Ranking member of the committee, Senator Bob Corker (R-TN), said he was concerned that the interim agreement would gel into a new status quo.

“Somehow, because Congress wants to ensure that we end up with a proper end state, there’s been a lot of unfortunate things that have been said,” Corker said, calling for continued pressure from his colleagues.

Corker is a strong supporter of Menendez’s sanctions bill, the Nuclear Weapon Free Iran Act of 2013, which would trigger new sanctions tools against Iran if a deal is not reached in one year.
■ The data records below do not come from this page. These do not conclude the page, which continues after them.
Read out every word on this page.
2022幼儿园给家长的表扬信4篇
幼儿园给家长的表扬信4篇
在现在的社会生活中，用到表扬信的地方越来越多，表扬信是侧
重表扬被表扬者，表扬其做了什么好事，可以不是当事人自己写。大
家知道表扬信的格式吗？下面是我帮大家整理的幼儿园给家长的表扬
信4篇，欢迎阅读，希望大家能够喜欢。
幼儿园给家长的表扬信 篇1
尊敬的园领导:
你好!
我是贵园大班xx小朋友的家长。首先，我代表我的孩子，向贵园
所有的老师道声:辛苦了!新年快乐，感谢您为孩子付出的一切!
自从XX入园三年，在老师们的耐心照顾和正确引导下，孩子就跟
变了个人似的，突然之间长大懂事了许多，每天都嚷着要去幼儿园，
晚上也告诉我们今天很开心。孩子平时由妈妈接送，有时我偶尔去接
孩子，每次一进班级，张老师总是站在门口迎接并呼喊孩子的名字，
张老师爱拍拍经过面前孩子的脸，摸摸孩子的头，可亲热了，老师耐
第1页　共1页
In his opening remarks, Menendez tacitly ceded that Iran is already a nuclear-threshold state.

“If all we achieve is the essence of an early-warning system in Iran’s future break-out ability, and the sanctions regime has collapsed, and the only options for this or any future President is to accept a nuclear-armed Iran or a military option, in my view,” Menendez said, “that is not in the national security interests of the United States.”

“I know that is not anyone’s goal or plan, but I also think we need to guard against wanting a deal so much that we concede more than we gain,” he added.